PIs shown in Figs. 8 and 9 suggest that trained ANNs predict similar PIs in the same months of different years. Because of the unchanging structure of the ANNs in the validation step, where an ANN works like a function, and for similar set of inputs, an ANN predicts similar outputs. GCM outputs mostly have signal characteristics with a very slow changing average. Hence, in consecutive years, GCM outputs are observed to be very similar. Thus, estimated values by ANNs are also very similar in consecutive years. However, in long lead times where the average of the input values changed significantly, estimated PIs are observed to have significant change (Figs. 10 and 11).

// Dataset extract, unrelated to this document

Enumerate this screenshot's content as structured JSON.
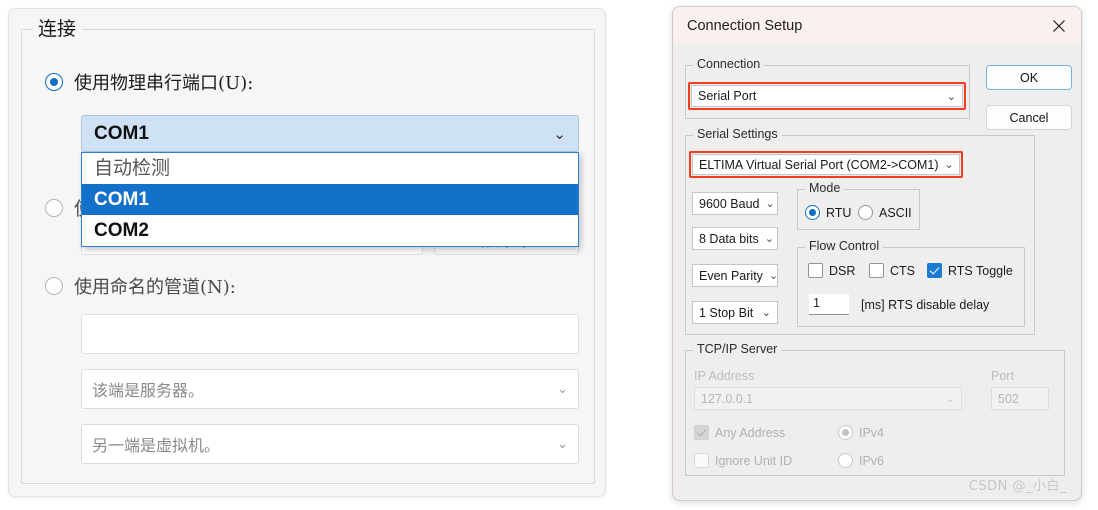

Statistical assessments can provide very useful information for decision-makers, such as the return period of extreme events and the current general trends of climate variables. However, predictions for the future may not follow previous trends, due to the essential changes in anthropogenic activities like emission rates. Therefore, extrapolating a valid trend for the past may not be an appropriate approach. However, future simulations of GCMs make it possible to assess the outcomes of different scenarios. Therefore, statistical downscaling is one of the advantageous approaches in climate research for future projections of climate variables.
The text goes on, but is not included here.